Not clear to my why ruff CI is failing

glatterf42 commented 8 months ago

The error message seems instructive to me:

pyam/core.py:1:1: I001 [*] Import block is un-sorted or un-formatted
pyam/core.py:69:29: F401 [*] `pyam.validation._apply_criteria` imported but unused
Found 2 errors.
[*] 2 fixable with the `--fix` option.

We have recently introduced ruff in this repo, which can handle several nice things at once. For example, it sorts your import blocks and cleans up unused imports. All these fixes have been applied to the main branch, so if you rebase this PR on top of that, you'll automatically get them. If you don't want to do that for whatever reason, run ruff check . --fix in your local environment (or use --diff instead of --fix first to see what will happen) and commit the changes again :)

glatterf42 commented 8 months ago

If you've done that and the action is still failing, please compare your local version with the one used for the check. Per default, GHA will use the latest pypi release, so 0.3.2.

gidden commented 8 months ago

Correct, all we do here is update the internals of categorize() to utilize another top-level API (validate()). I'd argue this is even more robust than depending on other internal-only functions. Maybe @danielhuppmann can quickly give a thumbs up?

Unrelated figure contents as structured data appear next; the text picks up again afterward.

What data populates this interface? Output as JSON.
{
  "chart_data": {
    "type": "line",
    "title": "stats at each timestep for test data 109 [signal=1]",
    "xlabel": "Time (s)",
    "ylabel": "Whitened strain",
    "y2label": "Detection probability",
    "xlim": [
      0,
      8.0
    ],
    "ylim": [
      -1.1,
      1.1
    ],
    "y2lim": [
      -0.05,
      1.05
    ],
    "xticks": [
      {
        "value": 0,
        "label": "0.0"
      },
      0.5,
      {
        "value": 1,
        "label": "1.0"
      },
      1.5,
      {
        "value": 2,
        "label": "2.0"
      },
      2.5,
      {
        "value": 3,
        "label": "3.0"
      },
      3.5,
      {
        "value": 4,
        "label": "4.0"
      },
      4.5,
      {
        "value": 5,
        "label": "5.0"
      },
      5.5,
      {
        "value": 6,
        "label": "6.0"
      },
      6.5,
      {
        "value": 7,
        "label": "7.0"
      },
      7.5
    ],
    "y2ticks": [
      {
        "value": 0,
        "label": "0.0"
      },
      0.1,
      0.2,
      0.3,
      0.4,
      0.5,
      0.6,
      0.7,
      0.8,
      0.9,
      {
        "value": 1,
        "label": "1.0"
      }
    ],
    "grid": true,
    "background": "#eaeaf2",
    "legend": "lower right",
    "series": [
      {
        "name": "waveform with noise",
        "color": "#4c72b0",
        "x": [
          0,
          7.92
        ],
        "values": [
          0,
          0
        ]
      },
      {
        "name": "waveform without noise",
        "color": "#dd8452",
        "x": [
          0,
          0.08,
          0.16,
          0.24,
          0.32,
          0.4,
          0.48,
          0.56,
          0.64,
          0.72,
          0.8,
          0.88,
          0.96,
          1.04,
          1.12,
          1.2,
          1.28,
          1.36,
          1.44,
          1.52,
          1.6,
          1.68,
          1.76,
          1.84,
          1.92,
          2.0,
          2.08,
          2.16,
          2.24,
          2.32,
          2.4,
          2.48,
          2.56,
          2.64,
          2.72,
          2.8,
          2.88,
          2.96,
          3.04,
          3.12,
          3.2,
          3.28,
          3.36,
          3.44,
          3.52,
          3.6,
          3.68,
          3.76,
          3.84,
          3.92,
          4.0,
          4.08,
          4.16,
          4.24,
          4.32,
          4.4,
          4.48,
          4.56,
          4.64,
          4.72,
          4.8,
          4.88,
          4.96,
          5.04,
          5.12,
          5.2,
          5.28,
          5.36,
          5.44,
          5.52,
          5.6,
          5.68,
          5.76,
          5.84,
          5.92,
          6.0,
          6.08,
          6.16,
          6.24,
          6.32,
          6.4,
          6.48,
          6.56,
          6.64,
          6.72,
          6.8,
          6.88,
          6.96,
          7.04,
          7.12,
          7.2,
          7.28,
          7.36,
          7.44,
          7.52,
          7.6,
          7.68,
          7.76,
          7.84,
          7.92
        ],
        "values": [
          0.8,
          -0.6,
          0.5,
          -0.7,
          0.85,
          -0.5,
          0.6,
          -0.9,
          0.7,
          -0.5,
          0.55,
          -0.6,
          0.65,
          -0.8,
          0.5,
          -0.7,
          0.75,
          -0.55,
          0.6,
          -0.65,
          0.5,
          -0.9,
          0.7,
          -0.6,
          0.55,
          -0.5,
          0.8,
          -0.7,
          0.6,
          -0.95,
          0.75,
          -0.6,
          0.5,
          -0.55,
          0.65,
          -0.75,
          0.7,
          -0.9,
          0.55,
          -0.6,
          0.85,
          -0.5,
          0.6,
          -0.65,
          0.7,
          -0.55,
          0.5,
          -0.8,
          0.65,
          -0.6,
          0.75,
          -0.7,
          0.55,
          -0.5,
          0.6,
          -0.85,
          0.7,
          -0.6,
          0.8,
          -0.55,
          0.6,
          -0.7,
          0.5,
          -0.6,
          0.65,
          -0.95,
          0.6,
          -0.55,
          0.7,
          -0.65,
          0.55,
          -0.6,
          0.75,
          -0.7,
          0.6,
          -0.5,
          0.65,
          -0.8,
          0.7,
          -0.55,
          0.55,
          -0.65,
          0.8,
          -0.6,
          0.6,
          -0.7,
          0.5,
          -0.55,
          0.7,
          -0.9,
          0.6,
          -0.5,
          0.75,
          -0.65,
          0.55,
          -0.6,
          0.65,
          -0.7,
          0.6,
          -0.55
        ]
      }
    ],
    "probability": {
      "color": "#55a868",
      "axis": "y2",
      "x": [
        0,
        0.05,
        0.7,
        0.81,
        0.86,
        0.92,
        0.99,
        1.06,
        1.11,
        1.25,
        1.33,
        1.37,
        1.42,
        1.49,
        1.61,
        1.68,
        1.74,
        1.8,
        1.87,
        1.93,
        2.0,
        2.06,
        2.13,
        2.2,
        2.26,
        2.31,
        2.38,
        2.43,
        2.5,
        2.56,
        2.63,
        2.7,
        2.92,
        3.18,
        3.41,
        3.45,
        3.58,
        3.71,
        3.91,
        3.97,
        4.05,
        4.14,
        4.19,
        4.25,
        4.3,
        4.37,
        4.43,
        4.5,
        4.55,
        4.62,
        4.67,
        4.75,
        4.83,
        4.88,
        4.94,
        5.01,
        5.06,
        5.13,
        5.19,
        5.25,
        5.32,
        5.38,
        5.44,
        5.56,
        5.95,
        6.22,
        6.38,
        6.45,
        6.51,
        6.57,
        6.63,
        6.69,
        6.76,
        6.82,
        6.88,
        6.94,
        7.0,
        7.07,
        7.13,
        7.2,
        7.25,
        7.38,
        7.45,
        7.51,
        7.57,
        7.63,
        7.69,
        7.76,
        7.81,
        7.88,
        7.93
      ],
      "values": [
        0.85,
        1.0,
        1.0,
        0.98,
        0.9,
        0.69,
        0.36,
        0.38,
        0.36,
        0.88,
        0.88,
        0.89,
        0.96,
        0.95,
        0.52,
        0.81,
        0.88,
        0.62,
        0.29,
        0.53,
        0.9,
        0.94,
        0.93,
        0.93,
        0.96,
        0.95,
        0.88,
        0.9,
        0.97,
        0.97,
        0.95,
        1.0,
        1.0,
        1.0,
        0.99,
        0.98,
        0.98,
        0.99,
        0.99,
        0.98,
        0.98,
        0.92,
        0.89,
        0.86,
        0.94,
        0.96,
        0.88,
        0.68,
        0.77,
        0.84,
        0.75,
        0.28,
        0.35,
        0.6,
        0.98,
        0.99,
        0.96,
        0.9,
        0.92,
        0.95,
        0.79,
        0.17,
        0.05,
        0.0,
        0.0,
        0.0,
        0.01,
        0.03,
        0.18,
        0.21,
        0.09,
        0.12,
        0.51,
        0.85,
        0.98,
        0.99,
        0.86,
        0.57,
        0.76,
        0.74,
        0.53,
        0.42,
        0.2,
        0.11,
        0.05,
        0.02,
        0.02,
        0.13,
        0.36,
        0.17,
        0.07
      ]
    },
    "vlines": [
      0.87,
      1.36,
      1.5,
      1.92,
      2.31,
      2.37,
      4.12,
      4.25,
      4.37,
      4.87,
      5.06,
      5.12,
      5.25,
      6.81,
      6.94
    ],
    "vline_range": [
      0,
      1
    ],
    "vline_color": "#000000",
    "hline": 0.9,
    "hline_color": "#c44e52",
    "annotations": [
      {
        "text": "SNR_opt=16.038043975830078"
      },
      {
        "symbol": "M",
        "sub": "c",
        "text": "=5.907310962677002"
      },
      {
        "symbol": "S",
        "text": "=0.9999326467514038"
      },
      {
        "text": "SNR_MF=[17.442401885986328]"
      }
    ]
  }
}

danielhuppmann commented 8 months ago

Will review tonight

danielhuppmann commented 8 months ago

This PR does not actually implement the new signature of validate() using direct filters and upper/lower bound arguments, hence the deprecation warning (inherited from validate()) without being able to use the new signature would be probably very confusing to users. So I fully implemented this in a new branch building on the prototype by @gidden..

Closing in favor of #837

gidden commented 8 months ago

As an FYI, I was utilizing this prototype including the filters and upper/lower bound arguments. Code snippets that I was using are here:

in a config.yaml

  categorize:
    name: foo
    label: Medium Risk
    color: xkcd:baby blue
  criteria:
    upper_bound: 1000000
    lower_bound: 800000
    year: 2100
    region: World

functioning code

        for key, data in self.definitions.items():
            if "categorize" not in data:
                continue
            logger.info(f"Preparing categorization for {key}")

            args = data["categorize"]
            self.db.categorize(
                args["name"],
                args["label"],
                variable=data["variable"],
                **data["criteria"],
                **{k: v for k, v in args.items() if k not in ["name", "label"]},
            )
danielhuppmann commented 8 months ago

Ok, right, the method works with the new signature, but it was not described in the docstring and there were no tests added in this PR - this is what I implemented in the new branch and PR.